Thursday, March 6, 2014

Life during wartime

The Royals: Masters of War #1 by Rob Williams and Simon Coleby with colours by JD Mettler and lettered by Wes Abbott.


As covered in a Megazine 345 article two of the Prog's creators venture out into Vertigo with a new series. It's super-heroes but with that 2000AD inflected flavour. The basic premise is that members of the European royal families have super powers but a pact prevents them using them in wartime. That is until world war 2 and the blitz when a young Windsor prince decides to take matters into his own hands. Once one royal has acted the doors are open for all the others to intervene.

Coleby produces some lovely artwork, particularly the scenes of the bombed ruins of London, and Mettler's colours are great. As for the story it may be too early to tell yet, which is strange when we have 22 pages of sequentials in a 32 page American floppy. 2000AD stories have to grab our attention in just 5 or 6 pages  but this longer format still leaves me unsure. It's also annoying that to have full page glossy ads, a 6 page teaser for  American Vampire and a bizarre 2 page spread of character design sketches for another comic called the Wake. Can you tell that I don't like current American floppies very much?

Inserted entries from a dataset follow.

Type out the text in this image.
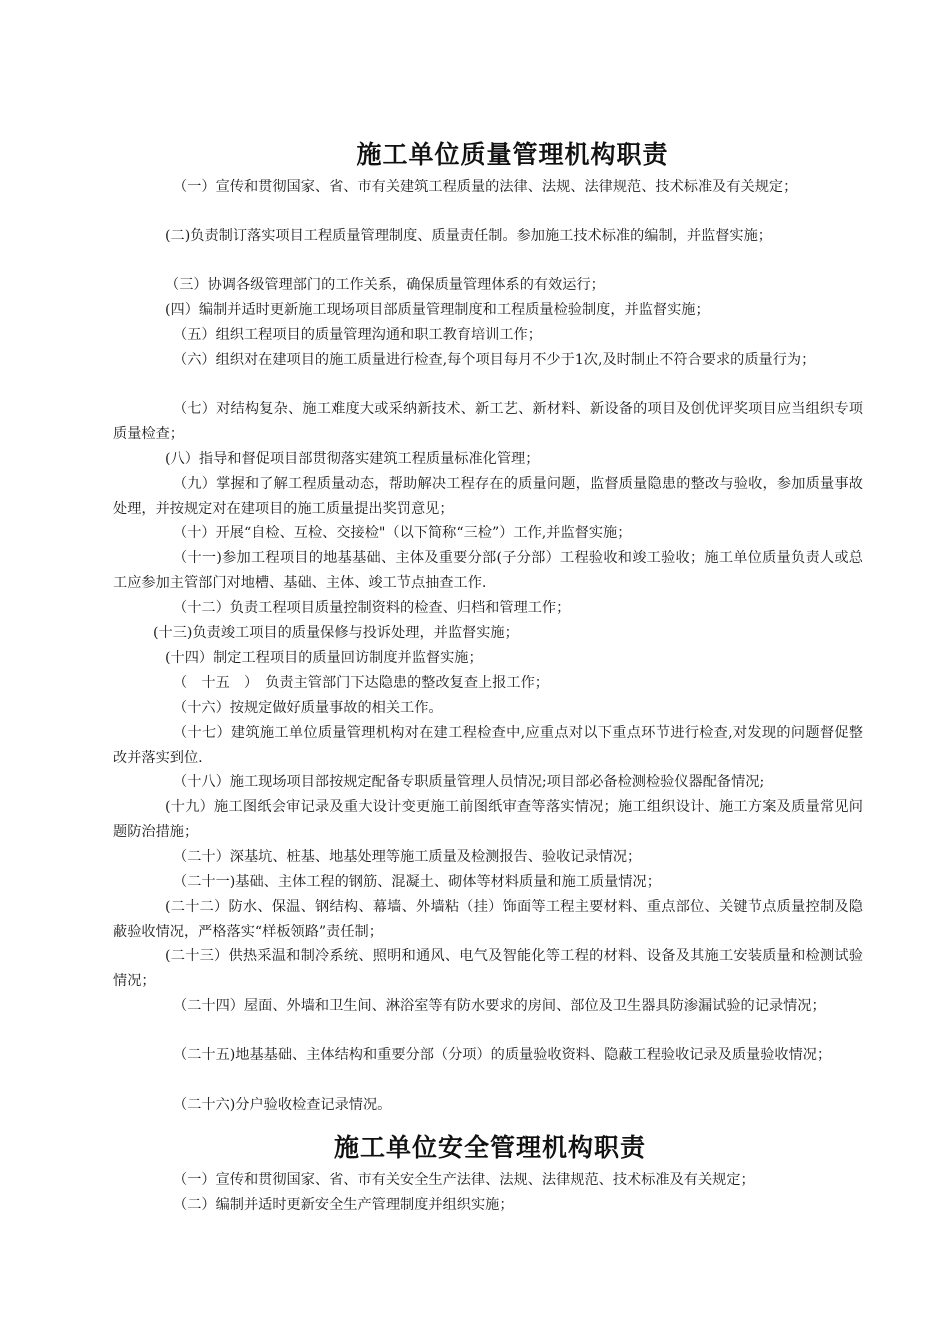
施工单位质量管理机构职责

（一）宣传和贯彻国家、省、市有关建筑工程质量的法律、法规、法律规范、技术标准及有关规定；

(二)负责制订落实项目工程质量管理制度、质量责任制。参加施工技术标准的编制，并监督实施；

（三）协调各级管理部门的工作关系，确保质量管理体系的有效运行；

(四）编制并适时更新施工现场项目部质量管理制度和工程质量检验制度，并监督实施；

（五）组织工程项目的质量管理沟通和职工教育培训工作；

（六）组织对在建项目的施工质量进行检查,每个项目每月不少于1次,及时制止不符合要求的质量行为；

（七）对结构复杂、施工难度大或采纳新技术、新工艺、新材料、新设备的项目及创优评奖项目应当组织专项质量检查；

(八）指导和督促项目部贯彻落实建筑工程质量标准化管理；

（九）掌握和了解工程质量动态，帮助解决工程存在的质量问题，监督质量隐患的整改与验收，参加质量事故处理，并按规定对在建项目的施工质量提出奖罚意见；

（十）开展“自检、互检、交接检"（以下简称“三检”）工作,并监督实施；

（十一)参加工程项目的地基基础、主体及重要分部(子分部）工程验收和竣工验收；施工单位质量负责人或总工应参加主管部门对地槽、基础、主体、竣工节点抽查工作.

（十二）负责工程项目质量控制资料的检查、归档和管理工作；

(十三)负责竣工项目的质量保修与投诉处理，并监督实施；

(十四）制定工程项目的质量回访制度并监督实施；

（　十五　）　负责主管部门下达隐患的整改复查上报工作；

（十六）按规定做好质量事故的相关工作。

（十七）建筑施工单位质量管理机构对在建工程检查中,应重点对以下重点环节进行检查,对发现的问题督促整改并落实到位.

（十八）施工现场项目部按规定配备专职质量管理人员情况;项目部必备检测检验仪器配备情况;

(十九）施工图纸会审记录及重大设计变更施工前图纸审查等落实情况；施工组织设计、施工方案及质量常见问题防治措施；

（二十）深基坑、桩基、地基处理等施工质量及检测报告、验收记录情况；

（二十一)基础、主体工程的钢筋、混凝土、砌体等材料质量和施工质量情况；

(二十二）防水、保温、钢结构、幕墙、外墙粘（挂）饰面等工程主要材料、重点部位、关键节点质量控制及隐蔽验收情况，严格落实“样板领路”责任制；

(二十三）供热采温和制冷系统、照明和通风、电气及智能化等工程的材料、设备及其施工安装质量和检测试验情况；

（二十四）屋面、外墙和卫生间、淋浴室等有防水要求的房间、部位及卫生器具防渗漏试验的记录情况；

（二十五)地基基础、主体结构和重要分部（分项）的质量验收资料、隐蔽工程验收记录及质量验收情况；

（二十六)分户验收检查记录情况。

施工单位安全管理机构职责

（一）宣传和贯彻国家、省、市有关安全生产法律、法规、法律规范、技术标准及有关规定；

（二）编制并适时更新安全生产管理制度并组织实施；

The first 8 pages of the story are a flash forward to a future clash between two powered individuals in the ruins of a Berlin church. And that's a problem, because it reminded me of the prologue sequence from Grant Morrison and Steve Yeowell's Zenith. Now that was probably OK when Zenith was buried in 2000AD's archive, but now it has been released in an overpriced  hardback and will soon be out in more reasonably priced trades, so the comparison is easily made and rather striking. This doesn't mean the Royals will be a bad series, it does show some promise. I'm just bothered by this early parallel.


It's an interesting concept, and it's from two of 2000AD's finest so for the moment I'm cautiously sticking with it for a few issues at least. Rob Williams knows what he's doing so it could well prove to be one of the very few US floppies I buy regularly! Or even the only one.